Sunday Favorites: Making Radio Waves
Arts & Entertainment
It's no secret that the settlers of the Manatee River section dabbled in a host of different professions, but it seems the Whitaker family in particular had a knack for technology. Not only were they responsible for bringing the first telephone line to present-day Sarasota, they were also seasoned in radio broadcasting.
Anton Kleinoscheg “Klein” Whitaker was the son of Furman Whitaker, Manatee’s first native-born doctor. Klein was born in Bradenton; his childhood home stood at the site of present-day Manatee County Public Library.
Klein’s father was born at Fort Branch, a fortified encampment where settlers sheltered during at the height of the Third Seminole War. His family hailed from Yellow Bluffs, located near Van Wezel in present day Sarasota.
It was Furman who installed Sarasota’s first telephone line before going away to medical school so his wife and mother-in-law could have frequent communication while he was away.
Furman also financed one of the most important inventions in Florida history. The Webb Plow, which changed the landscape of the state, shifting travel from predominately aquatic to land-based. The machine was invented and patented by Henry C. Webb, of Palmetto, in 1917, but largely overlooked because Webb was black.
However, Furman was a progressive thinker whose life had been saved as a child by John Bolding, a black man who worked on his family farm.
The plow prototype was built in the blacksmith and wheelwright shop of A. A. Pickard, according a speech entitled “The Webb Plow and the Velvet Highway,” by Klein Whitaker.
The Webb Plow could cut through saw palmetto roots, which, back then, were almost impenetrable, with thick, circular roots that extended upward.

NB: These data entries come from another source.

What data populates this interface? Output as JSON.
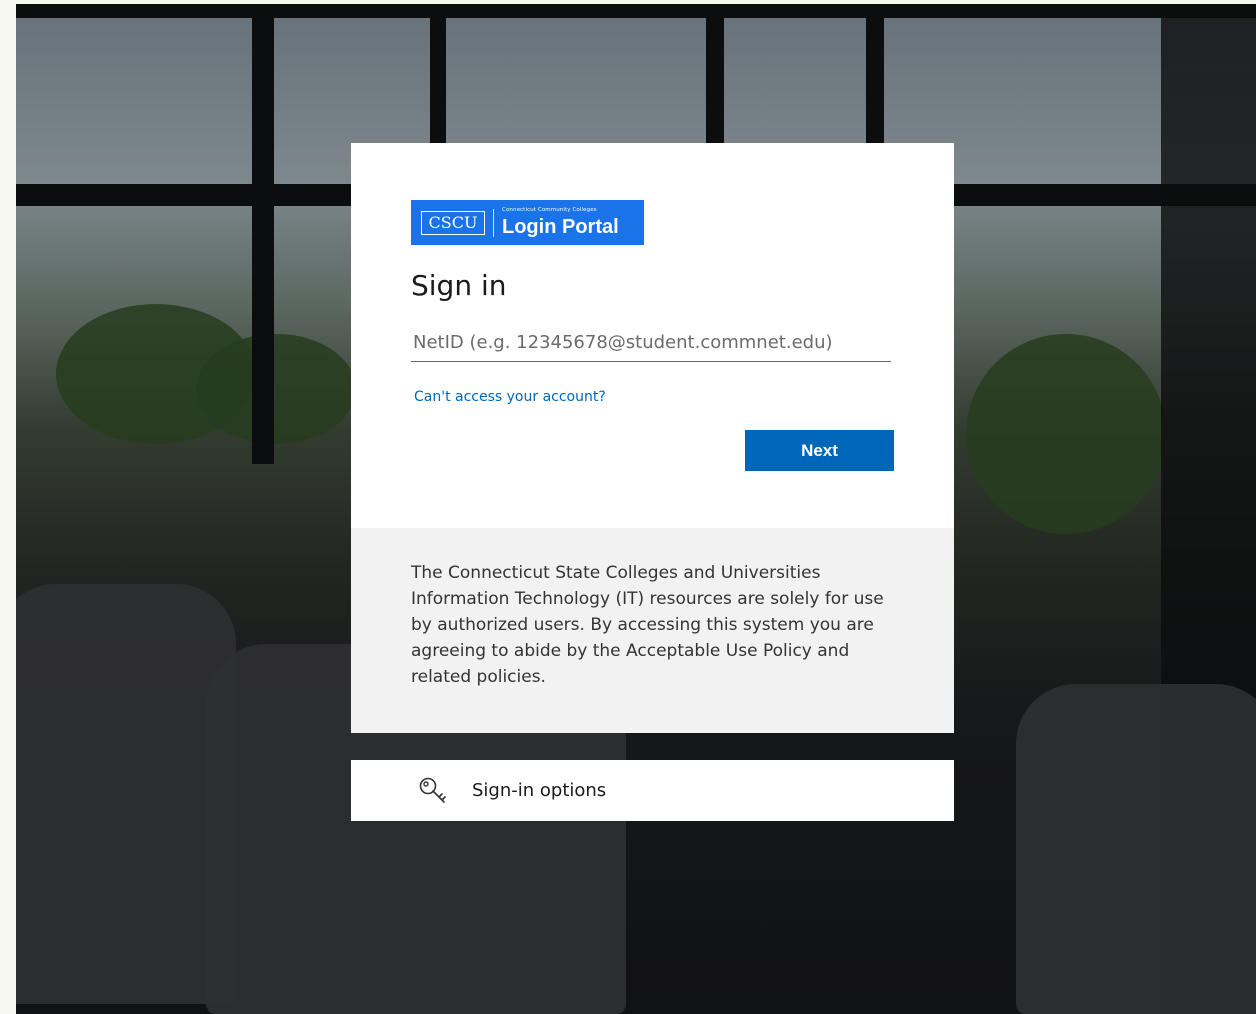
{
  "logo": {
    "abbr": "CSCU",
    "subtitle": "Connecticut Community Colleges",
    "name": "Login Portal",
    "color": "#1a73e8"
  },
  "signin": {
    "title": "Sign in",
    "email_placeholder": "NetID (e.g. 12345678@student.commnet.edu)",
    "email_value": "",
    "cant_access_link": "Can't access your account?",
    "next_button": "Next",
    "accent_color": "#0067b8"
  },
  "notice": {
    "text": "The Connecticut State Colleges and Universities Information Technology (IT) resources are solely for use by authorized users. By accessing this system you are agreeing to abide by the Acceptable Use Policy and related policies."
  },
  "signin_options": {
    "label": "Sign-in options",
    "icon": "key-icon"
  }
}
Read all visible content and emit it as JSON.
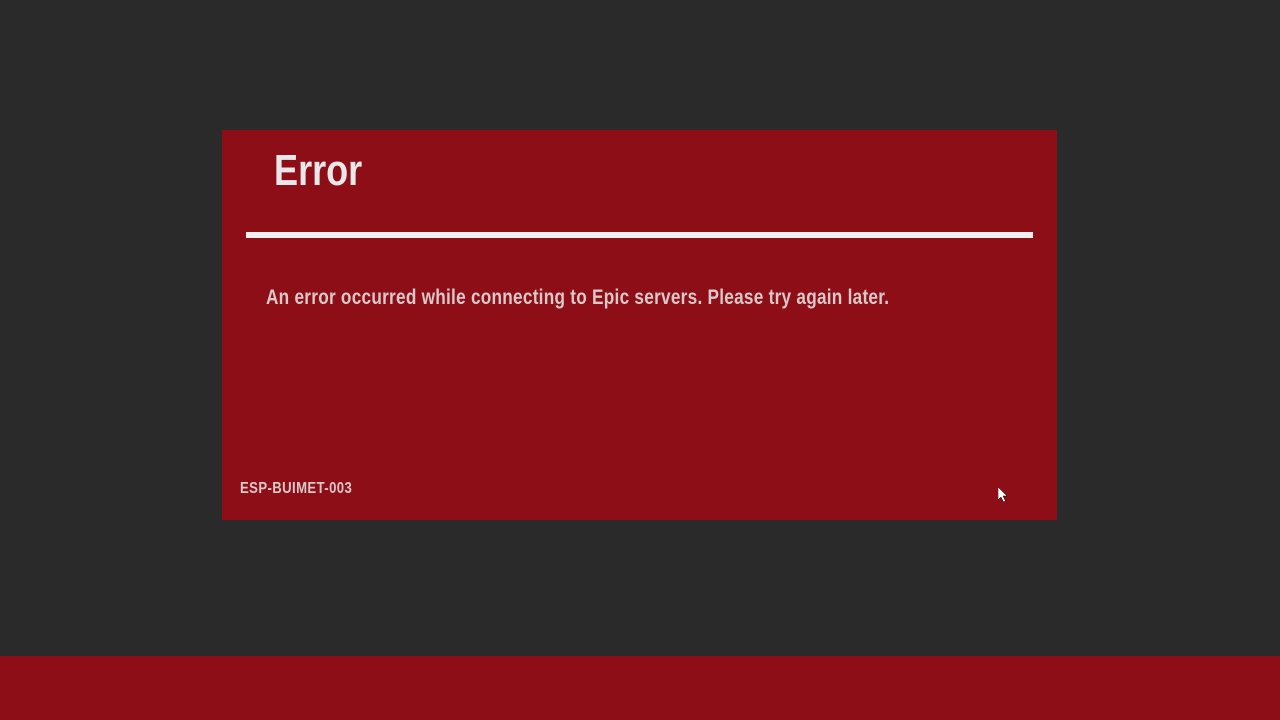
{
  "dialog": {
    "title": "Error",
    "message": "An error occurred while connecting to Epic servers. Please try again later.",
    "code": "ESP-BUIMET-003"
  },
  "colors": {
    "background": "#2a2a2a",
    "dialog_bg": "#8e0e18",
    "text_primary": "#e8e8e8",
    "text_secondary": "#d8c8c8",
    "divider": "#f0f0f0"
  }
}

The plow was first tested in Opsrey, Fla. by Klein and his friend Donald Beck. Back then, the terrain in that area was pristine and included some of the thickest undergrowth around.
The boys were only 17-years-old when Furman dropped them off in wilderness with the Webb Plow, a tractor and some survival equipment including a couple of tents, cots, blankets and cooking utensils. They were each paid $3 per day, according to Whitaker’s speech. The land that was cleared by Klein and Donald would eventually become U.S. 41. It was nicknamed The Velvet Highway because of the smoothness of the ride was like nothing anyone had ever experienced.
After all the exposure to cutting-edge technology, it was no surprise that Klein developed a knack for STEM (science, technology, engineering and mechanics). He was accepted at the prestigious Massachusetts Institute of Technology, MIT, after graduating Manatee High School in 1918.
After graduating at MIT, Klein went into the radio industry. In 1929, his business was featured in Radio Broadcast Industry Magazine. The four-page spread analyzed the extent of Klein’s success in a small town. In the article, Klein attributes his accomplishment to four principals: prompt and intelligent service; consistent advertising; outside selling with home demonstrations; and a simple and complete cost system.
Klein was very successful as a ‘manufacturer’s agent’ during his lifetime, but it was what he did with his retirement that created a lasting legacy. He became interested in collecting and preserving photographs of local historical significance. He created an archival system of over 8,000 picture negatives, each of which was carefully copied and made into a negative to be catalogued.
The collection now contains over 20,000 negatives and is available to the public in the Eaton Collection of the Manatee County Library – geographically located at the site of his childhood home.
It’s amazing to think that Klein’s contributions extended from his childhood into his senior days. The man never quit contributing to our community.